Re: researcher degrees of freedom, it's not really about multiple comparisons but about the fact that as an analyst you can make lots and lots of choices about how to construct your model that, individually, might well be defensible, but that ultimately end up making your model very data-dependent. You see some outliers and you remove them, you see some nonlinearities so you analyze the ranks instead of the raw data, you don't find an overall effect but you do find it in some important subgroups which then becomes the new headline, and so on and so on. At no point was anything you did unreasonable, but the end result is still something that won't generalize. A wonderful article about the phenomenon: http://www.stat.columbia.edu/~gelman/research/unpublished/p_...

stdbrouw · on June 15, 2016

> My approach when developing a predictive model has been always to throw the kitchen sink into a stepwise regression and then eliminate parameters based on their F Values. Is there a better way to do variable selection?

It depends on whether you care more about good predictions on data drawn from the same source or more about unbiased parameter estimates.

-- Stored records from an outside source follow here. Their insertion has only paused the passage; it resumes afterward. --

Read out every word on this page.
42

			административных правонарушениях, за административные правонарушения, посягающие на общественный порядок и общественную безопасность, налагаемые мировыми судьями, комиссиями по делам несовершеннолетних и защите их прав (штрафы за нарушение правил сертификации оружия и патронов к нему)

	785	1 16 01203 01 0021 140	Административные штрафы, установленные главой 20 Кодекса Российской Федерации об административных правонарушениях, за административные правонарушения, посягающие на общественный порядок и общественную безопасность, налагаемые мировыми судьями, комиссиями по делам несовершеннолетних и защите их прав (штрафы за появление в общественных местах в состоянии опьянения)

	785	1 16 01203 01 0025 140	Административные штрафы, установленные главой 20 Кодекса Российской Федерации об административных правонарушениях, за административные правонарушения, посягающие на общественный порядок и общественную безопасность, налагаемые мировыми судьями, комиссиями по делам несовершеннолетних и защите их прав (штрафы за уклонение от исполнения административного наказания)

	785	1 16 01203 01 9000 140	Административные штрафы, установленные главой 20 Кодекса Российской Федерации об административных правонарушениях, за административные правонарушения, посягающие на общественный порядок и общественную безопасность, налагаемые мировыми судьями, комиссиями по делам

For example, if you unwittingly add variables into your model that represent an intermediate outcome, you'll get selection bias and your parameter estimates will be off.

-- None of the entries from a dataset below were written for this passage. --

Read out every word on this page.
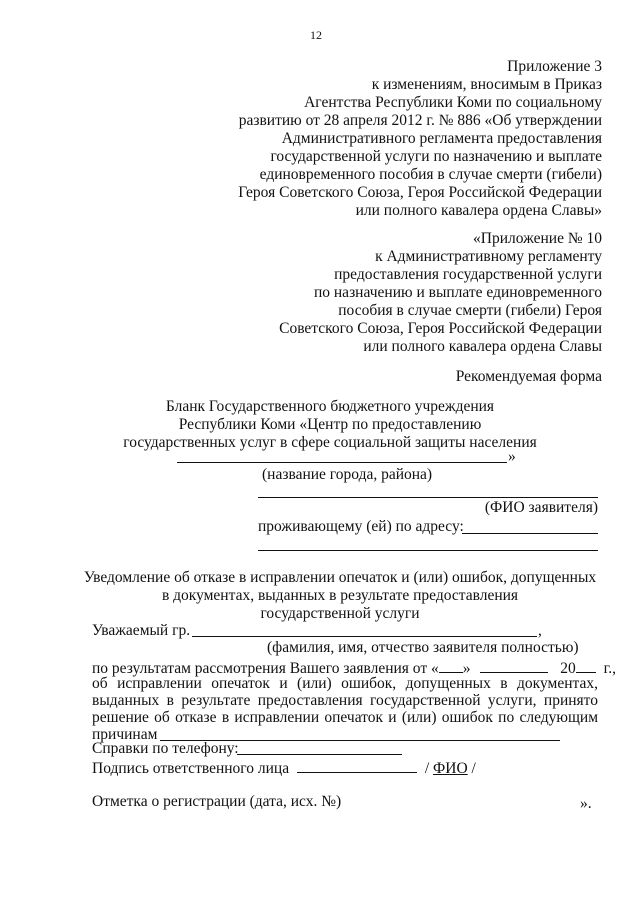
12
Приложение 3
к изменениям, вносимым в Приказ
Агентства Республики Коми по социальному
развитию от 28 апреля 2012 г. № 886 «Об утверждении
Административного регламента предоставления
государственной услуги по назначению и выплате
единовременного пособия в случае смерти (гибели)
Героя Советского Союза, Героя Российской Федерации
или полного кавалера ордена Славы»
«Приложение № 10
к Административному регламенту
предоставления государственной услуги
по назначению и выплате единовременного
пособия в случае смерти (гибели) Героя
Советского Союза, Героя Российской Федерации
или полного кавалера ордена Славы
Рекомендуемая форма
Бланк Государственного бюджетного учреждения
Республики Коми «Центр по предоставлению
государственных услуг в сфере социальной защиты населения
»
(название города, района)
(ФИО заявителя)
проживающему (ей) по адресу:
Уведомление об отказе в исправлении опечаток и (или) ошибок, допущенных
в документах, выданных в результате предоставления
государственной услуги
Уважаемый гр.	,
(фамилия, имя, отчество заявителя полностью)
по результатам рассмотрения Вашего заявления от « »	20 г.,
об исправлении опечаток и (или) ошибок, допущенных в документах,
выданных в результате предоставления государственной услуги, принято
решение об отказе в исправлении опечаток и (или) ошибок по следующим
причинам
Справки по телефону:
Подпись ответственного лица	/ ФИО /
Отметка о регистрации (дата, исх. №)	».
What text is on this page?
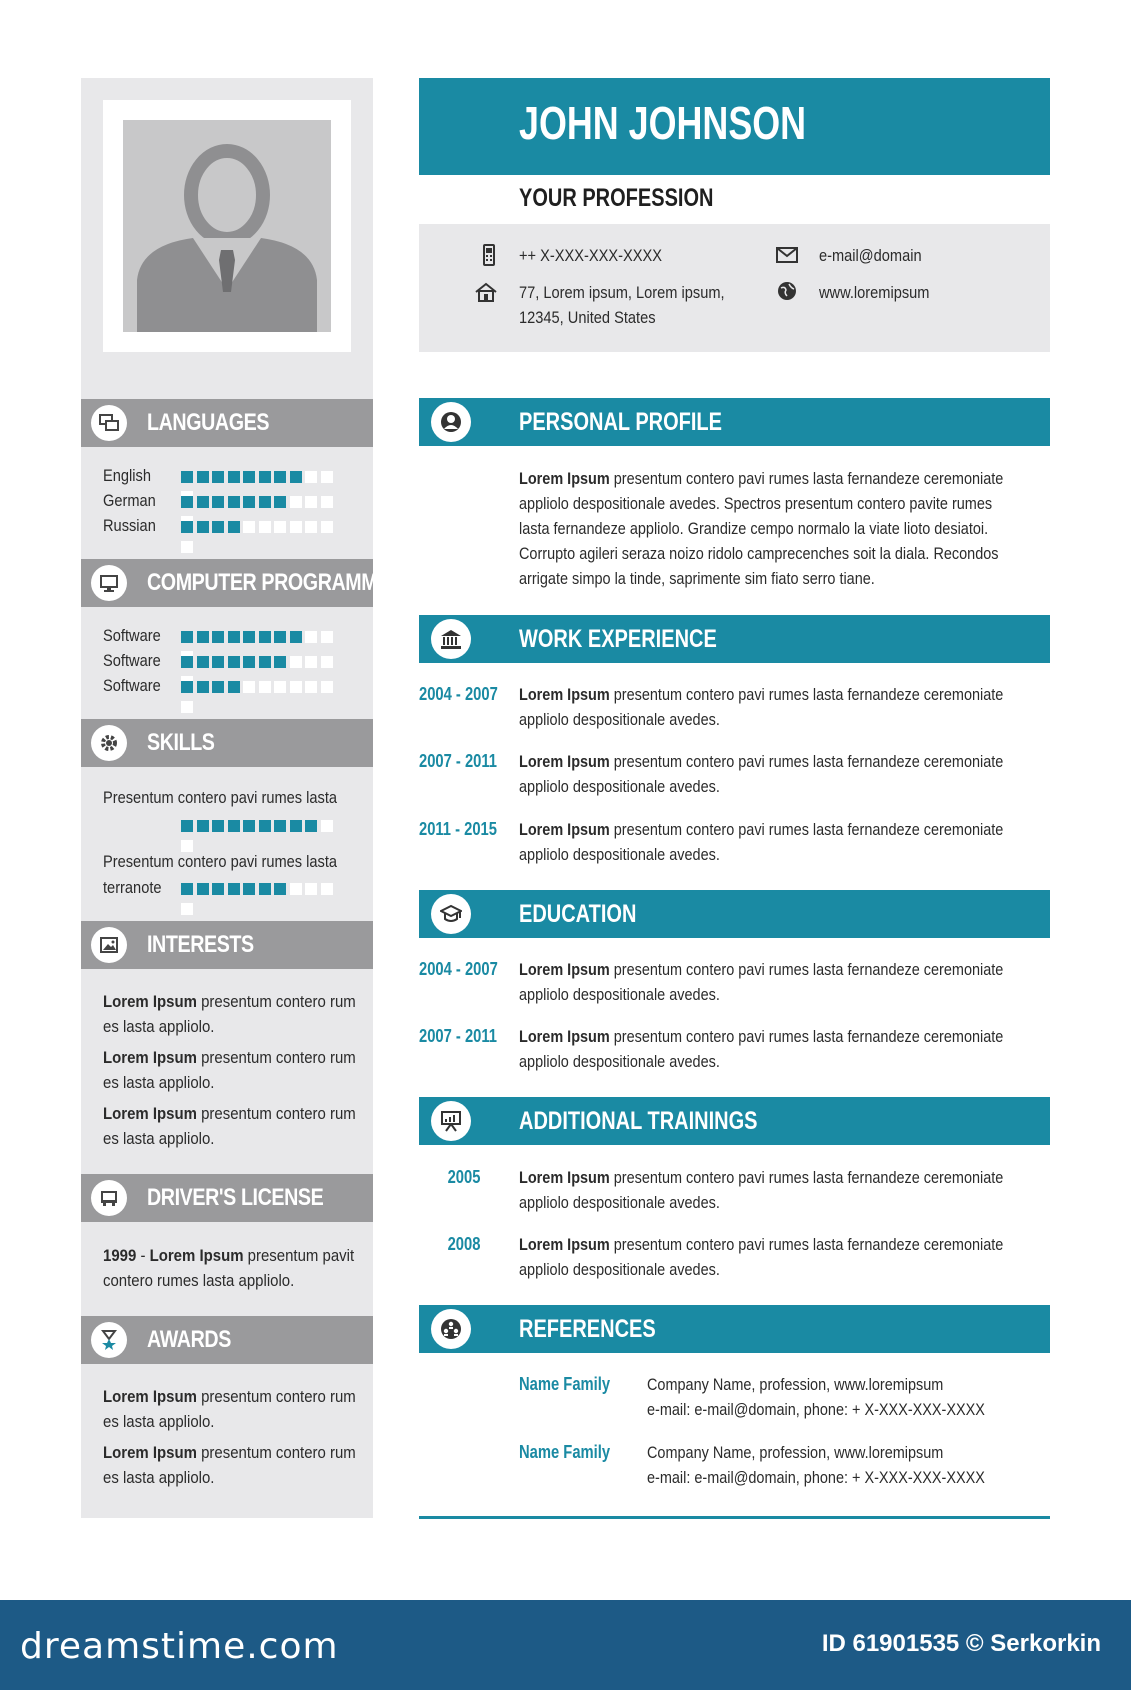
LANGUAGES
English
German
Russian
COMPUTER PROGRAMM
Software
Software
Software
SKILLS
Presentum contero pavi rumes lasta
Presentum contero pavi rumes lasta
terranote
INTERESTS
Lorem Ipsum presentum contero rum
es lasta appliolo.
Lorem Ipsum presentum contero rum
es lasta appliolo.
Lorem Ipsum presentum contero rum
es lasta appliolo.
DRIVER'S LICENSE
1999 - Lorem Ipsum presentum pavit
contero rumes lasta appliolo.
AWARDS
Lorem Ipsum presentum contero rum
es lasta appliolo.
Lorem Ipsum presentum contero rum
es lasta appliolo.
JOHN JOHNSON
YOUR PROFESSION
++ X-XXX-XXX-XXXX
77, Lorem ipsum, Lorem ipsum,
12345, United States
e-mail@domain
www.loremipsum
PERSONAL PROFILE
Lorem Ipsum presentum contero pavi rumes lasta fernandeze ceremoniate
appliolo despositionale avedes. Spectros presentum contero pavite rumes
lasta fernandeze appliolo. Grandize cempo normalo la viate lioto desiatoi.
Corrupto agileri seraza noizo ridolo camprecenches soit la diala. Recondos
arrigate simpo la tinde, saprimente sim fiato serro tiane.
WORK EXPERIENCE
2004 - 2007 Lorem Ipsum presentum contero pavi rumes lasta fernandeze ceremoniate
appliolo despositionale avedes.
2007 - 2011 Lorem Ipsum presentum contero pavi rumes lasta fernandeze ceremoniate
appliolo despositionale avedes.
2011 - 2015 Lorem Ipsum presentum contero pavi rumes lasta fernandeze ceremoniate
appliolo despositionale avedes.
EDUCATION
2004 - 2007 Lorem Ipsum presentum contero pavi rumes lasta fernandeze ceremoniate
appliolo despositionale avedes.
2007 - 2011 Lorem Ipsum presentum contero pavi rumes lasta fernandeze ceremoniate
appliolo despositionale avedes.
ADDITIONAL TRAININGS
2005	Lorem Ipsum presentum contero pavi rumes lasta fernandeze ceremoniate
appliolo despositionale avedes.
2008	Lorem Ipsum presentum contero pavi rumes lasta fernandeze ceremoniate
appliolo despositionale avedes.
REFERENCES
Name Family Company Name, profession, www.loremipsum
e-mail: e-mail@domain, phone: + X-XXX-XXX-XXXX
Name Family Company Name, profession, www.loremipsum
e-mail: e-mail@domain, phone: + X-XXX-XXX-XXXX
dreamstime.com	ID 61901535 © Serkorkin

tchalla · on June 15, 2016

> How do you know you are overfitting?

You should test your model on a part of a dataset that it has not been trained upon. You divide your dataset into `train´ and ´test´. You develop your model on the ´train´ part and check its predictive power on the ´test´ part and compare it to the predictive power on the ´train´ part. IF, the predictive power on the ´train´ part is very good but it performs poorly on the ´test´ part - it is likely that your model is overfitting viz. it has little generalization power and can only do good on ´train´ part of the data.

In order to be more sure, you can repeat this process by dividing your dataset into different ´train´ and ´test´ sets. This is called cross validation.

lqdc13 · on June 15, 2016

Parameters usually means number of features or independent variables. Hyperparameter values are the algorithm constants.

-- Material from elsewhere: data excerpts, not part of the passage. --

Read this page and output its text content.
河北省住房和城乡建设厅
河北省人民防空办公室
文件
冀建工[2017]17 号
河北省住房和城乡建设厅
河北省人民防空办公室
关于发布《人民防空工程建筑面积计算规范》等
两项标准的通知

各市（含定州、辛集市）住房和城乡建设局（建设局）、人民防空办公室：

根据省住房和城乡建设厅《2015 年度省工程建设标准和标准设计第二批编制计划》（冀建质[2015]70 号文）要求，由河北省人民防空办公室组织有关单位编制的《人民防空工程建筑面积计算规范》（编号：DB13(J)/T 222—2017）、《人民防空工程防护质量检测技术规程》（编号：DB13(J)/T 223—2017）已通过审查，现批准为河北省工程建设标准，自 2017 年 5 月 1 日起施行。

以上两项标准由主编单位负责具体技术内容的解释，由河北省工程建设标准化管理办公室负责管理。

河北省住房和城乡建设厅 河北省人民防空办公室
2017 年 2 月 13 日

How you eliminate depends on your data and your algorithm choice.

You know when you are overfitting when you are doing really well on training data but poorly on validation data. However, you shouldn't overfit if you choose L1/L2 regularization hyperparameter based on best results in 5-fold nested x-validadation.

You generally still do worse on training set than on testing set with nested x-validation, but it doesn't matter because at the end once you choose the hyperparameters you train on the whole training set.

bigger_cheese · on June 15, 2016

Sorry my background is in engineering not stats so I probably confused my terms a little. I think I mixed up 'variable' with 'parameter'.

As an example of what I meant, at the plant where I work we are often concerned about yield (the ratio of input mass to output mass). We measure a number of different "terms" during our process which we have control of to varying degrees (As an engineer I call these terms parameters I guess a statistician calls them 'independent variables').

So the term I'm trying to model is yield and my input variables are the various 'terms'.

I will read up on cross validation now (hadn't heard of it before). My work uses SAS - a quick google search suggest SAS supports this test.

Thanks for answering my question.